Example Implementation of a Trie
#include <stdio.h>
#include <stdlib.h>
#include <string.h>
#define ALPHABET_SIZE 26
struct TrieNode {
struct TrieNode* children[ALPHABET_SIZE];
int isEndOfWord;
};
struct TrieNode* getNode() {
struct TrieNode* node = (struct TrieNode*) malloc(sizeof(struct TrieNode));
node->isEndOfWord = 0;
for (int i = 0; i < ALPHABET_SIZE; i++) {
node->children[i] = NULL;
}
return node;
}
void insert(struct TrieNode* root, const char* key) {
struct TrieNode* current = root;
for (int i = 0; i < strlen(key); i++) {
int index = key[i] - 'a';
if (!current->children[index]) {
current->children[index] = getNode();
}
current = current->children[index];
}
current->isEndOfWord = 1;
}
int search(struct TrieNode* root, const char* key) {
struct TrieNode* current = root;
for (int i = 0; i < strlen(key); i++) {
int index = key[i] - 'a';
if (!current->children[index]) {
return 0;
}
current = current->children[index];
}
return current->isEndOfWord;
}
23.3 Segment Trees and Fenwick Trees
23.3.1 Segment Trees
A Segment Tree is a data structure used for efficiently performing range queries and updates on an array. For example, if we want to calculate the sum, minimum, or maximum of elements in a range of an array and frequently update the array values, a segment tree provides a more efficient solution compared to a simple array.
A segment tree divides the array into segments, and each node in the tree stores information about a specific range. It allows range queries and point updates in O(log n) time.
Operations on Segment Tree
- Build Tree: Construct the segment tree from an array.
- Range Query: Query a range for sum, minimum, maximum, etc.
- Update: Update an element in the array and reflect the changes in the segment tree.
Example Implementation of a Segment Tree
#include <stdio.h>
int segmentTree[1000];
void buildTree(int arr[], int start, int end, int node) {
if (start == end) {
segmentTree[node] = arr[start];
} else {
int mid = (start + end) / 2;
buildTree(arr, start, mid, 2 * node + 1);
buildTree(arr, mid + 1, end, 2 * node + 2);
segmentTree[node] = segmentTree[2 * node + 1] + segmentTree[2 * node + 2];
}
}
int rangeQuery(int start, int end, int l, int r, int node) {
if (l > end || r < start) {
return 0;
}
if (l <= start && r >= end) {
return segmentTree[node];
}
int mid = (start + end) / 2;
return rangeQuery(start, mid, l, r, 2 * node + 1) +
rangeQuery(mid + 1, end, l, r, 2 * node + 2);
}
23.3.2 Fenwick Trees (Binary Indexed Trees)

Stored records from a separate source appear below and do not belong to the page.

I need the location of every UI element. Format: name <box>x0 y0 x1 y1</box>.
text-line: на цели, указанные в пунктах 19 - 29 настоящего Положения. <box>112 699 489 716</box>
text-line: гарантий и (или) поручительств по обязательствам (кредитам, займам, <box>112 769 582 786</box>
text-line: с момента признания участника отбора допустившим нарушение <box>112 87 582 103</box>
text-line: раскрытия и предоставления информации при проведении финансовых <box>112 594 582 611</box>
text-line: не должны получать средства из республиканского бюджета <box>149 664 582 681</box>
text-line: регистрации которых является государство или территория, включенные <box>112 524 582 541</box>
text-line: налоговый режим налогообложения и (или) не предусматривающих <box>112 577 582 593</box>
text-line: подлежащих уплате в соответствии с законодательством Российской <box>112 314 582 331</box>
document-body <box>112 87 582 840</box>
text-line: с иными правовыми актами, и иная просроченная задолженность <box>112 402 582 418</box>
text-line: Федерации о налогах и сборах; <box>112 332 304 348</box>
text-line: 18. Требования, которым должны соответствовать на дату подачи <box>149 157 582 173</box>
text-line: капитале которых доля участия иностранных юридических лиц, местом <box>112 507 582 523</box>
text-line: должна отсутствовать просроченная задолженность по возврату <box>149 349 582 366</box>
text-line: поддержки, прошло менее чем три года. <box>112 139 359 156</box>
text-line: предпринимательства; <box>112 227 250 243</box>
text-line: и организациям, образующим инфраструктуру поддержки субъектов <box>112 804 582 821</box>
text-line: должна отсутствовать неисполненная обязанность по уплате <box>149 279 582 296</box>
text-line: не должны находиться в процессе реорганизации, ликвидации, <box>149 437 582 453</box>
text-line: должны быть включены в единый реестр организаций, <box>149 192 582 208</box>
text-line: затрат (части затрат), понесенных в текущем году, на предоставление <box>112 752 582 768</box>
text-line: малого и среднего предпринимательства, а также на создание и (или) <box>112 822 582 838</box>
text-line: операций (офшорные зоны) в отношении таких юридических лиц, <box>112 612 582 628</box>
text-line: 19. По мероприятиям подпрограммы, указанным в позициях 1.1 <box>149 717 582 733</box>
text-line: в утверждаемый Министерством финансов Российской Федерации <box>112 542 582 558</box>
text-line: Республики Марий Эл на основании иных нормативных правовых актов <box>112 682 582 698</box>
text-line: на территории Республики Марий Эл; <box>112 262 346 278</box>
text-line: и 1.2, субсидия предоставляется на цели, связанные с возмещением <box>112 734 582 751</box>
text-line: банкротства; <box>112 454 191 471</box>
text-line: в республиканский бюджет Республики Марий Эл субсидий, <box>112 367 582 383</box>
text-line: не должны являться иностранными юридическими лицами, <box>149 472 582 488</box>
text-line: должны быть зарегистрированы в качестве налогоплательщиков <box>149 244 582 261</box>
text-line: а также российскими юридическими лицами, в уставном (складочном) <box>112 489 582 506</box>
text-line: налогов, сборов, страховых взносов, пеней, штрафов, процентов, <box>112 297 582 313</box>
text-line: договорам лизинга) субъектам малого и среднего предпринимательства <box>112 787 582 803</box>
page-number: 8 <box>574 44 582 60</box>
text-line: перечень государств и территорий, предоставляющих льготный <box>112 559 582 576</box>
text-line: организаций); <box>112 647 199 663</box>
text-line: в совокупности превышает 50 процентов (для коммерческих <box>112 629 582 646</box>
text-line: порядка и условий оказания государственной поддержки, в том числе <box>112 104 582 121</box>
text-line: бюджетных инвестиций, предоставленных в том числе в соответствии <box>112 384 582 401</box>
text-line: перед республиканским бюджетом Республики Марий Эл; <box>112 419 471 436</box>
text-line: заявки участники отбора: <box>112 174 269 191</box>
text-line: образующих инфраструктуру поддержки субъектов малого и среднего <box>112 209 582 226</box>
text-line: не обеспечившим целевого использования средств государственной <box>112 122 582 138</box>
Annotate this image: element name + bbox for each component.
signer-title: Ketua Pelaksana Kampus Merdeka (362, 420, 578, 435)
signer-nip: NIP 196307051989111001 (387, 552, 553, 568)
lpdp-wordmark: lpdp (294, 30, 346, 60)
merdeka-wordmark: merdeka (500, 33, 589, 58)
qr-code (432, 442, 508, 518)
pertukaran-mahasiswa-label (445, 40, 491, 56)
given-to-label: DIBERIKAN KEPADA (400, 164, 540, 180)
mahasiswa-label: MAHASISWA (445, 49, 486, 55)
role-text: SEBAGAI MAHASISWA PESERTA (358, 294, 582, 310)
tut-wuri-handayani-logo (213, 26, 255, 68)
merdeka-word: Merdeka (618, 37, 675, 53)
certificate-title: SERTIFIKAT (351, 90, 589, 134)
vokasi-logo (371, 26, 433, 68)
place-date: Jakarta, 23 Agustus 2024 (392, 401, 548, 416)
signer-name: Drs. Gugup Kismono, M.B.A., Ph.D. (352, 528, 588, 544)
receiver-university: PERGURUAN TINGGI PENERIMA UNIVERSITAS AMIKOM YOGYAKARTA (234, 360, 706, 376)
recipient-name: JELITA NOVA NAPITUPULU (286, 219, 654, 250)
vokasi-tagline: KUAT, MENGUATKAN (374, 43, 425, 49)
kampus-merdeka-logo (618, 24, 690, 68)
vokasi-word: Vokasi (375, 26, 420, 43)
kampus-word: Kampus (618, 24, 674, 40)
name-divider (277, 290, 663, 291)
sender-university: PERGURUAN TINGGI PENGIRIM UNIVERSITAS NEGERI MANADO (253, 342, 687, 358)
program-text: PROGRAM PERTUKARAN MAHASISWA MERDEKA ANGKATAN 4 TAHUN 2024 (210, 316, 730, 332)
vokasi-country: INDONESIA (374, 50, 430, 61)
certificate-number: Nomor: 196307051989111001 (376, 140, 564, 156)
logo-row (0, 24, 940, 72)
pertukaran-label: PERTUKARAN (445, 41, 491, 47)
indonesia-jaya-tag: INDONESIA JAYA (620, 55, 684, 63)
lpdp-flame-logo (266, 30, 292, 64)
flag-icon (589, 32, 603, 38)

A Fenwick Tree or Binary Indexed Tree (BIT) is a data structure used for efficiently performing prefix sum queries and point updates. It is easier to implement than a segment tree and is often used in problems where frequent updates and cumulative frequency queries are required.
The Fenwick Tree allows prefix sum queries in O(log n) time and updates the values in O(log n) time.
Operations in Fenwick Tree
- Update: Increment the value at a specific index.
- Prefix Sum: Compute the sum of the array from the start up to a given index.
Example Implementation of a Fenwick Tree
#include <stdio.h>
int BIT[1000];
void update(int n, int index, int value) {
while (index <= n) {
BIT[index] += value;
index += index & (-index);
}
}
int query(int index) {
int sum = 0;
while (index > 0) {
sum += BIT[index];
index -= index & (-index);
}
return sum;
}
Conclusion
This chapter explored three advanced data structures that are essential for solving a wide range of computational problems:
- Hash Tables: Provide constant-time average complexity for insertion, search, and deletion.
- Tries: Efficiently store and search for strings and prefixes.
- Segment and Fenwick Trees: Offer powerful range query and update capabilities.
Each of these structures has its unique use cases and is invaluable in different problem-solving scenarios.